The map published today (25 April) offers previously unseen details of our home galaxy. After nearly two years of being compiled, it will likely lead to a multitude of discoveries in the decades to come.
The data was collected between 2014 and 2016, pinning down the positions of nearly 1.7bn stars with greater precision than ever before.
By comparison, the first data release following Gaia’s launch at the end of 2013 captured data for just 2m stars.
For some of the brightest stars in the latest survey, the level of precision equates to Earth-bound observers being able to spot a euro coin lying on the surface of the moon.
‘Truly exceptional’
With this new information, astronomers will be able to separate the parallax of 1.3bn of these stars – an apparent shift on the sky caused by Earth’s yearly orbit around the sun – from their true movements through the galaxy.
Of the 10pc of stars whose parallax measurements are the most accurate, astronomers will be able to directly estimate distances to those stars.
“The second Gaia data release represents a huge leap forward with respect to ESA’s Hipparcos satellite, Gaia’s predecessor and the first space mission for astrometry, which surveyed some 118,000 stars almost 30 years ago,” said Anthony Brown of Leiden University in the Netherlands.
“The sheer number of stars alone, with their positions and motions, would make Gaia’s new catalogue already quite astonishing.”
He continued: “But there is more: this unique scientific catalogue includes many other data types, with information about the properties of the stars and other celestial objects, making this release truly exceptional.”
Galactic archaeology
Not only did the mission map what is going on in the deepest depths of space, it also helped us paint a picture of the number of objects found in our own solar system.
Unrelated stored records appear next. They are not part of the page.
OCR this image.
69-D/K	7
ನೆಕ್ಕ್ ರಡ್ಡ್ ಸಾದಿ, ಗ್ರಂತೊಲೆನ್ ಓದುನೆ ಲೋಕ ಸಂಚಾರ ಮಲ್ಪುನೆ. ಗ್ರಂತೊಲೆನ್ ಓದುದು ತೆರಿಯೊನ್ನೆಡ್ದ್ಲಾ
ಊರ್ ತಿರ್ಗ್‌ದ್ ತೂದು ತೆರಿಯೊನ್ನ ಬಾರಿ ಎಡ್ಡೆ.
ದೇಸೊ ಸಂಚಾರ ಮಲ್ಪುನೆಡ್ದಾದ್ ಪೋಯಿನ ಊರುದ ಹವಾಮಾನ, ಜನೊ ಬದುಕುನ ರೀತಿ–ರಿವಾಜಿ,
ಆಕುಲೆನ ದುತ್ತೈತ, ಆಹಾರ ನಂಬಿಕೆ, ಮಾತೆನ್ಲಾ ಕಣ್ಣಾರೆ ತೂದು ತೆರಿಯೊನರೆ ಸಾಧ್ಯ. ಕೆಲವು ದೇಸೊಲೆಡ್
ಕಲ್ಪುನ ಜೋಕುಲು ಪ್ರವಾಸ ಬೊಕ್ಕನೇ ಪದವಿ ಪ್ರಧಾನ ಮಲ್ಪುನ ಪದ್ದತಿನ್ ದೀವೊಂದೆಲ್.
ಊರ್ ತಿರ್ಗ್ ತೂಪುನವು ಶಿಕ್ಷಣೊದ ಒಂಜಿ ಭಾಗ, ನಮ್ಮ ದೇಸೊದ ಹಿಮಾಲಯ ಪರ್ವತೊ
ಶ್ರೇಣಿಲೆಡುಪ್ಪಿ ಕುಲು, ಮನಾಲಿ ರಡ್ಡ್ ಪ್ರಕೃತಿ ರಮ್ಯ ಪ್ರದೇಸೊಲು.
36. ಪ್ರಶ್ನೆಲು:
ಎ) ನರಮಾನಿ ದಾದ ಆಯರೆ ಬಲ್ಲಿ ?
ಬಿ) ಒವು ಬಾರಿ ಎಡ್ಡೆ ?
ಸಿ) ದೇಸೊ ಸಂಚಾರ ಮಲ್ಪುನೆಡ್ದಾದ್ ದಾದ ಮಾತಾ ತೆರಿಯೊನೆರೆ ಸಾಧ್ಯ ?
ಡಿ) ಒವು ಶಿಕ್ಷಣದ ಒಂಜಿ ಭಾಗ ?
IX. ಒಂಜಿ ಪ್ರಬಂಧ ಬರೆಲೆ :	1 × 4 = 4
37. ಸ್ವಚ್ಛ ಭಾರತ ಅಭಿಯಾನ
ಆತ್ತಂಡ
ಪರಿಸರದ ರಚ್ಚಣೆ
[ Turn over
Based on estimates, we now have the positions of more than 14,000 known asteroids, allowing astronomers to predict their orbits and potentially preventing a future collision on Earth.
The news could also spur a new age for ‘galactic archaeologists’ because the data has helped create the most accurate Hertzsprung-Russell diagram of stars ever made.
Named after the two astronomers who devised it in the early 20th century, the Hertzsprung-Russell diagram compares the intrinsic brightness of stars with their colour, and is a fundamental tool to study populations of stars and their evolution.
The new version based on 4m stars within a distance of 5,000 light years from the sun revealed many fine details for the first time. This included the signature of different types of white dwarfs, so much so that a differentiation can be made between those with hydrogen-rich cores and those dominated by helium.
Antonella Vallenari from the Istituto Nazionale di Astrofisica in Italy said: “The new Gaia data are so powerful that exciting results are just jumping at us. It feels like we are inaugurating a new era of galactic archaeology.”